Architecture has, throughout history, encoded manners, customs and law into physical space. Now it extends its influence into the digital.

“Icebergs Systems is beta-testing Safe Haven, a combination of hardware transmitters and a small piece of control software that is loaded into a camera phone handset. When the handset is taken into a room or building containing the Safe Haven hardware, the phone is instructed to deactivate the imaging systems. The systems are reactivated as soon as the handset is out of range.”

&#187 Picturephoning.com: ‘Safe’ zones blocks picture phones

And you will know us by the trail of the breadcrumbs.

Interesting, honest and dogma-free discussion of breadcrumb trails in website design at Asterisk [via guyweb].

Upsum seems to be “as a designer I always put them in, but as a user I never use them”. Research and testing of breadcrumb-style solutions I’ve done supports this – they tend to reassure users rather than be a crucial part of the interface. It is a crumb: a tiny part of the picture people form of where their are in the structure of a site, and where it’s possible to go next.

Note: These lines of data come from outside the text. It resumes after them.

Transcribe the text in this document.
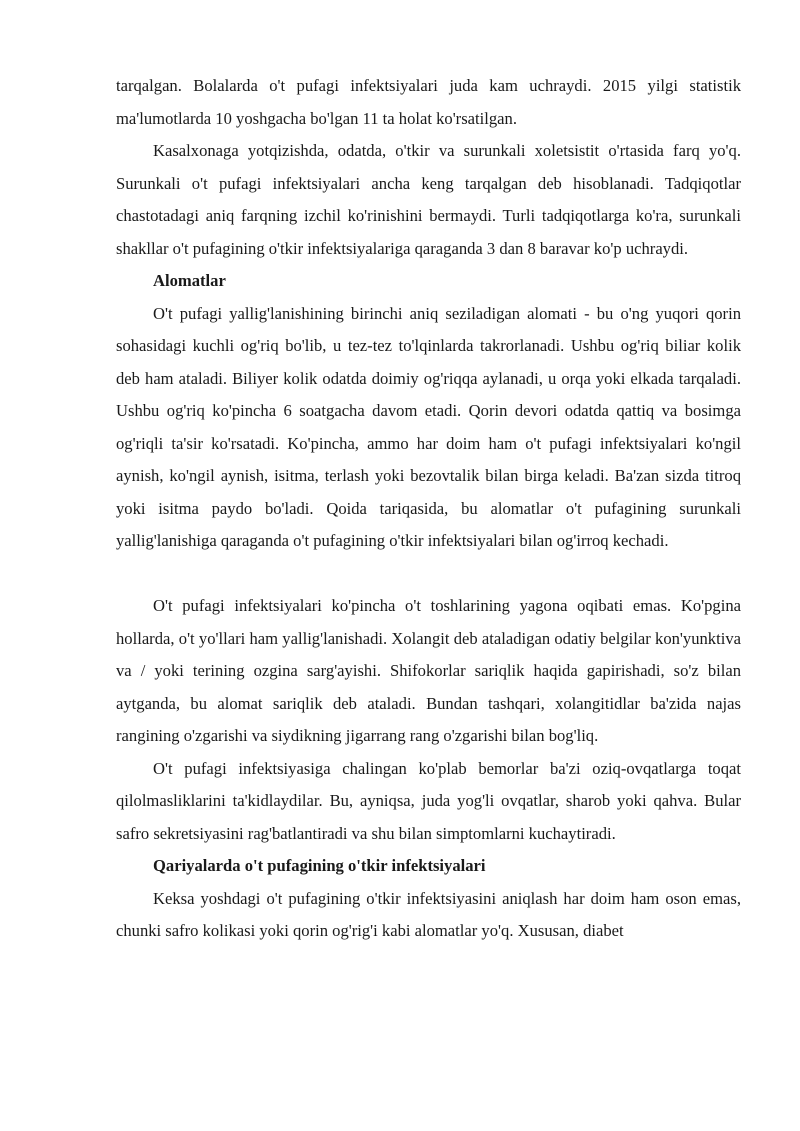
tarqalgan. Bolalarda o't pufagi infektsiyalari juda kam uchraydi. 2015 yilgi statistik ma'lumotlarda 10 yoshgacha bo'lgan 11 ta holat ko'rsatilgan.

Kasalxonaga yotqizishda, odatda, o'tkir va surunkali xoletsistit o'rtasida farq yo'q. Surunkali o't pufagi infektsiyalari ancha keng tarqalgan deb hisoblanadi. Tadqiqotlar chastotadagi aniq farqning izchil ko'rinishini bermaydi. Turli tadqiqotlarga ko'ra, surunkali shakllar o't pufagining o'tkir infektsiyalariga qaraganda 3 dan 8 baravar ko'p uchraydi.

Alomatlar

O't pufagi yallig'lanishining birinchi aniq seziladigan alomati - bu o'ng yuqori qorin sohasidagi kuchli og'riq bo'lib, u tez-tez to'lqinlarda takrorlanadi. Ushbu og'riq biliar kolik deb ham ataladi. Biliyer kolik odatda doimiy og'riqqa aylanadi, u orqa yoki elkada tarqaladi. Ushbu og'riq ko'pincha 6 soatgacha davom etadi. Qorin devori odatda qattiq va bosimga og'riqli ta'sir ko'rsatadi. Ko'pincha, ammo har doim ham o't pufagi infektsiyalari ko'ngil aynish, ko'ngil aynish, isitma, terlash yoki bezovtalik bilan birga keladi. Ba'zan sizda titroq yoki isitma paydo bo'ladi. Qoida tariqasida, bu alomatlar o't pufagining surunkali yallig'lanishiga qaraganda o't pufagining o'tkir infektsiyalari bilan og'irroq kechadi.

O't pufagi infektsiyalari ko'pincha o't toshlarining yagona oqibati emas. Ko'pgina hollarda, o't yo'llari ham yallig'lanishadi. Xolangit deb ataladigan odatiy belgilar kon'yunktiva va / yoki terining ozgina sarg'ayishi. Shifokorlar sariqlik haqida gapirishadi, so'z bilan aytganda, bu alomat sariqlik deb ataladi. Bundan tashqari, xolangitidlar ba'zida najas rangining o'zgarishi va siydikning jigarrang rang o'zgarishi bilan bog'liq.

O't pufagi infektsiyasiga chalingan ko'plab bemorlar ba'zi oziq-ovqatlarga toqat qilolmasliklarini ta'kidlaydilar. Bu, ayniqsa, juda yog'li ovqatlar, sharob yoki qahva. Bular safro sekretsiyasini rag'batlantiradi va shu bilan simptomlarni kuchaytiradi.

Qariyalarda o't pufagining o'tkir infektsiyalari

Keksa yoshdagi o't pufagining o'tkir infektsiyasini aniqlash har doim ham oson emas, chunki safro kolikasi yoki qorin og'rig'i kabi alomatlar yo'q. Xususan, diabet
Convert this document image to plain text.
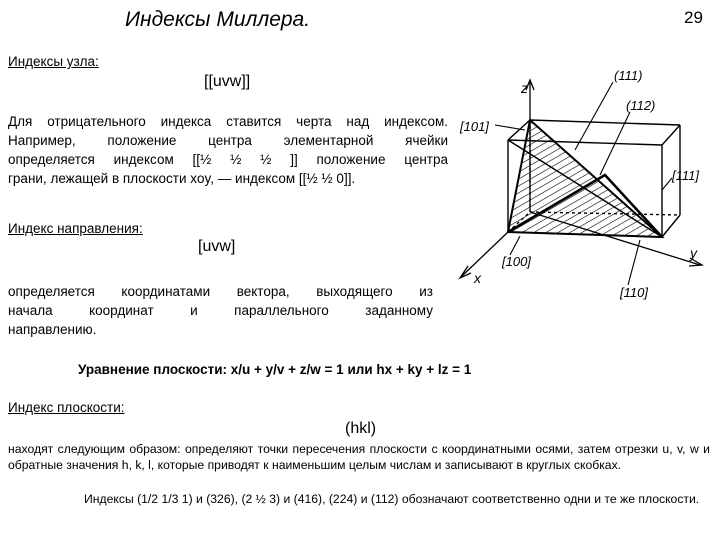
Индексы Миллера.	29
Индексы узла:
[[uvw]]
Для отрицательного индекса ставится черта над индексом.
Например, положение центра элементарной ячейки
определяется индексом [[½ ½ ½ ]] положение центра
грани, лежащей в плоскости xoy, — индексом [[½ ½ 0]].
Индекс направления:
[uvw]
определяется координатами вектора, выходящего из
начала координат и параллельного заданному
направлению.
Уравнение плоскости: x/u + y/v + z/w = 1 или hx + ky + lz = 1
Индекс плоскости:
(hkl)
находят следующим образом: определяют точки пересечения плоскости с координатными осями, затем отрезки u, v, w и обратные значения h, k, l, которые приводят к наименьшим целым числам и записывают в круглых скобках.
Индексы (1/2 1/3 1) и (326), (2 ½ 3) и (416), (224) и (112) обозначают соответственно одни и те же плоскости.
z
y
x
(111)
(112)
[101]
[111]
[100]
[110]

IMHO, If you don’t have a highly-structured service, or screen-space is at a premium, there may be better ways to spend your effort and pixels in the service of users.

Had interesting comments in user tests along the lines of “Well, it’s something that all proper websites have, but I don’t really know what it’s for”. On iCan we’re tryng to give people lots of these crumbs with which to make their own way with what best suits them.

There’s a primary ‘location’ cue: a fairly traditional ‘vertical-slice’ hierarchical breadcrumb trail, prominent “see also” links which display a ‘horizontal-slice’ across the service, and at the bottom of each page, a ‘last things you looked at’ pot of links. This aims to support “The Cycle” hypertext pattern, allowing people to flip back and forth through a self-reinforcing trail of oft-visited links.